On Sept. 5, additional remediation actions were taken, including changing FEMA Zscaler policies and blocking certain websites, the screenshot says. Those actions were previously reported by Nextgov/FCW.
An internal FEMA email dated August 18 previously obtained by Nextgov/FCW ordered all agency employees to change their passwords “due to recent cybersecurity incidents and threats.” It required password changes within two weeks of the email being sent. The email did not provide details about the security issues.
The FEMA IT staff firings were announced on Aug. 29, following a routine review of the agency’s systems, which uncovered a vulnerability “that allowed the threat actor to breach FEMA’s network and threaten the entire department and the nation as a whole,” the Department of Homeland Security said at the time. The terminations, announced by DHS Secretary Kristi Noem, also targeted FEMA’s top technology and cybersecurity officers.
FEMA’s IT employees “resisted any efforts to fix the problem,” avoided scheduled inspections and “lied” to officials about the scope of the cyber vulnerabilities, DHS said when Noem first announced the staff terminations last month. “Failures included: an agency-wide lack of multi-factor authentication, use of prohibited legacy protocols, failing to fix known and critical vulnerabilities, and inadequate operational visibility,” DHS also said.
Citrix sells tools that help employees access workplace apps remotely. The suspected vulnerability, dubbed CitrixBleed 2.0, has previously allowed cyber intruders to circumvent multifactor authentication protocols, which check if a user is masquerading as someone else when accessing a system.

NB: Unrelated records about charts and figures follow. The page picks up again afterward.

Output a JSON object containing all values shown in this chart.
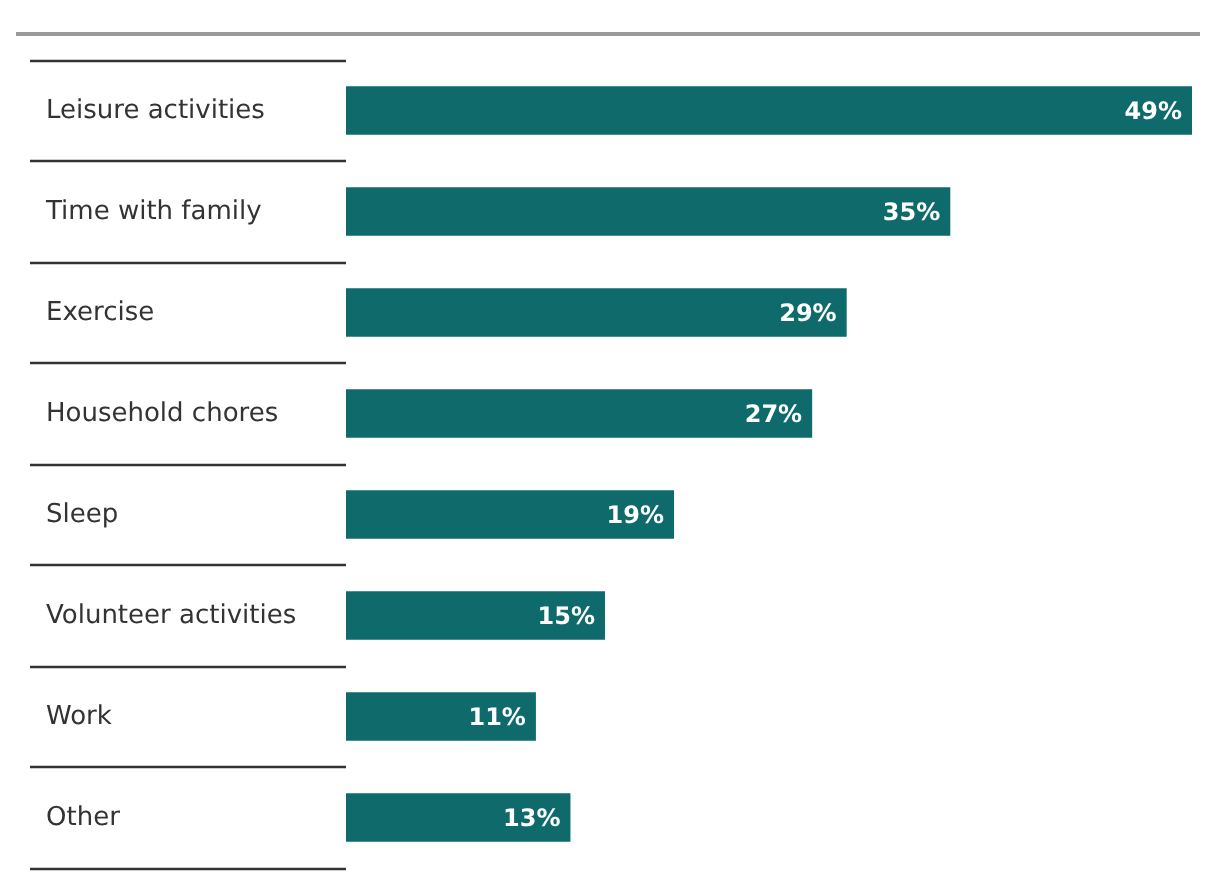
{
  "chart_data": {
    "type": "bar",
    "orientation": "horizontal",
    "categories": [
      "Leisure activities",
      "Time with family",
      "Exercise",
      "Household chores",
      "Sleep",
      "Volunteer activities",
      "Work",
      "Other"
    ],
    "values": [
      49,
      35,
      29,
      27,
      19,
      15,
      11,
      13
    ],
    "color": "#0f6a6b",
    "value_labels": [
      "49%",
      "35%",
      "29%",
      "27%",
      "19%",
      "15%",
      "11%",
      "13%"
    ]
  }
}
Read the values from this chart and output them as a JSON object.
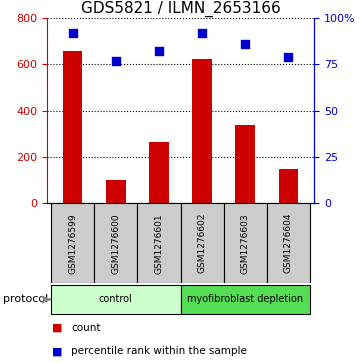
{
  "title": "GDS5821 / ILMN_2653166",
  "samples": [
    "GSM1276599",
    "GSM1276600",
    "GSM1276601",
    "GSM1276602",
    "GSM1276603",
    "GSM1276604"
  ],
  "counts": [
    660,
    100,
    265,
    625,
    340,
    150
  ],
  "percentiles": [
    92,
    77,
    82,
    92,
    86,
    79
  ],
  "ylim_left": [
    0,
    800
  ],
  "ylim_right": [
    0,
    100
  ],
  "yticks_left": [
    0,
    200,
    400,
    600,
    800
  ],
  "yticks_right": [
    0,
    25,
    50,
    75,
    100
  ],
  "yticklabels_right": [
    "0",
    "25",
    "50",
    "75",
    "100%"
  ],
  "bar_color": "#cc0000",
  "dot_color": "#0000cc",
  "bg_color": "#ffffff",
  "protocol_groups": [
    {
      "label": "control",
      "start": 0,
      "end": 3,
      "color": "#ccffcc"
    },
    {
      "label": "myofibroblast depletion",
      "start": 3,
      "end": 6,
      "color": "#55dd55"
    }
  ],
  "legend_items": [
    {
      "color": "#cc0000",
      "label": "count"
    },
    {
      "color": "#0000cc",
      "label": "percentile rank within the sample"
    }
  ],
  "protocol_label": "protocol",
  "label_color_left": "#cc0000",
  "label_color_right": "#0000cc",
  "tick_bg_gray": "#cccccc",
  "title_fontsize": 11,
  "bar_width": 0.45
}
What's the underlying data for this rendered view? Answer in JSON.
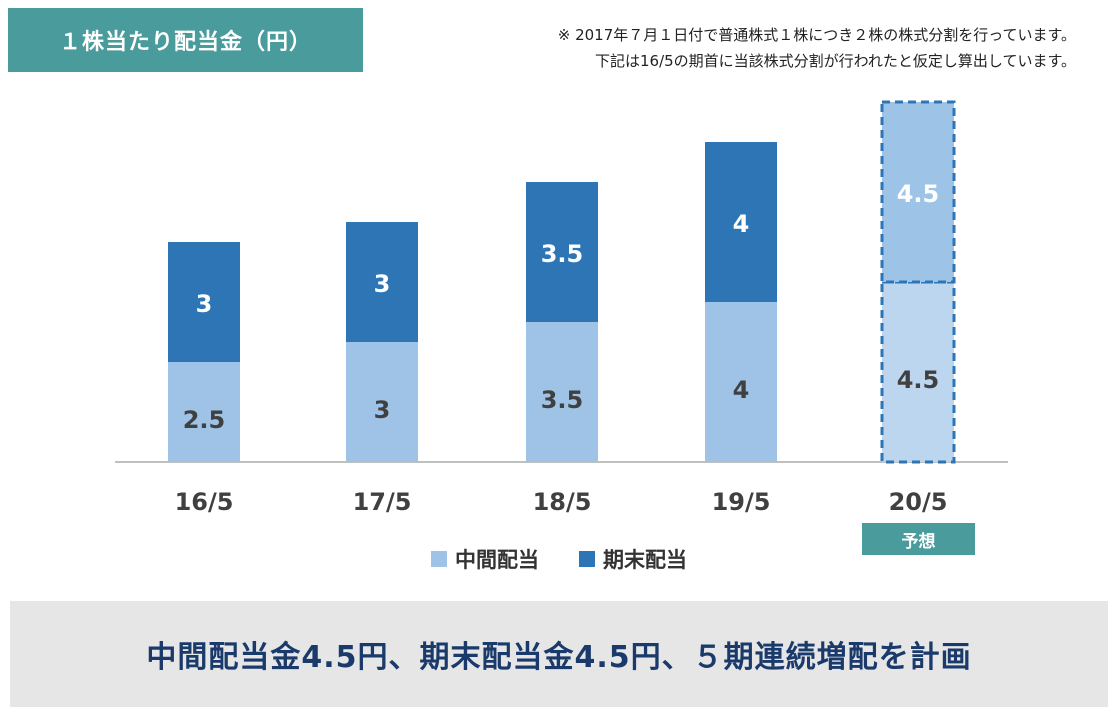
{
  "header": {
    "title": "１株当たり配当金（円）",
    "note_line1": "※ 2017年７月１日付で普通株式１株につき２株の株式分割を行っています。",
    "note_line2": "下記は16/5の期首に当該株式分割が行われたと仮定し算出しています。"
  },
  "forecast_label": "予想",
  "summary": "中間配当金4.5円、期末配当金4.5円、５期連続増配を計画",
  "colors": {
    "interim": "#9ec3e6",
    "interim_forecast": "#bcd6ef",
    "year_end": "#2e75b6",
    "year_end_forecast": "#9dc3e6",
    "badge": "#4a9b9b"
  },
  "chart_data": {
    "type": "bar",
    "stacked": true,
    "categories": [
      "16/5",
      "17/5",
      "18/5",
      "19/5",
      "20/5"
    ],
    "series": [
      {
        "name": "中間配当",
        "values": [
          2.5,
          3,
          3.5,
          4,
          4.5
        ]
      },
      {
        "name": "期末配当",
        "values": [
          3,
          3,
          3.5,
          4,
          4.5
        ]
      }
    ],
    "value_labels": [
      [
        "2.5",
        "3",
        "3.5",
        "4",
        "4.5"
      ],
      [
        "3",
        "3",
        "3.5",
        "4",
        "4.5"
      ]
    ],
    "forecast_category": "20/5",
    "ylim": [
      0,
      9
    ],
    "grid": false,
    "legend_position": "bottom"
  }
}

The term “bleed” refers to the method by which hackers can compel susceptible devices to leak out memory content, allowing them to assemble specks of data and build out login credentials that can then be used to breach systems.
This security exposure and its exploitation received extensive media coverage throughout July. DHS previously said the vulnerability that led to the firings was addressed before any sensitive data could be pilfered from FEMA networks. But DHS and FEMA’s IT office confirmed on Sept. 10 that data was pilfered from Region 6 servers via the Citrix vulnerability, the presentation says.
Nextgov/FCW has asked DHS, FEMA and Citrix spokespeople for comment.
FEMA, like many government agencies, is a target-rich environment for hackers because it holds troves of sensitive data like disaster relief applications, insurance claims, disaster victim data and internal communications on emergency response plans. The agency also works with a wide range of private sector contractors.
Citrix failed to convey the full scale of the threat and how to address it, which left several IT staff hanging, according to some of the internal meeting notes. Staffing shortages observed before the second Trump administration only exacerbated the problem, the notes say.
A separate tranche of emails viewed by Nextgov/FCW shows that FEMA has been working to restructure much of its IT workforce after the firings.
On Sept. 8, FEMA announced a temporary IT operational structure that named around a dozen acting officials in roles focused on technology, engineering, hosting services and security operations center management. That email was sent by Diego Lapiduz, named the acting Chief Information Officer of FEMA, after previous CIO Charles Armstrong was removed in the August firings.
Lapiduz issued another email on Sept. 12, which announced the addition of another site services official in the reporting structure.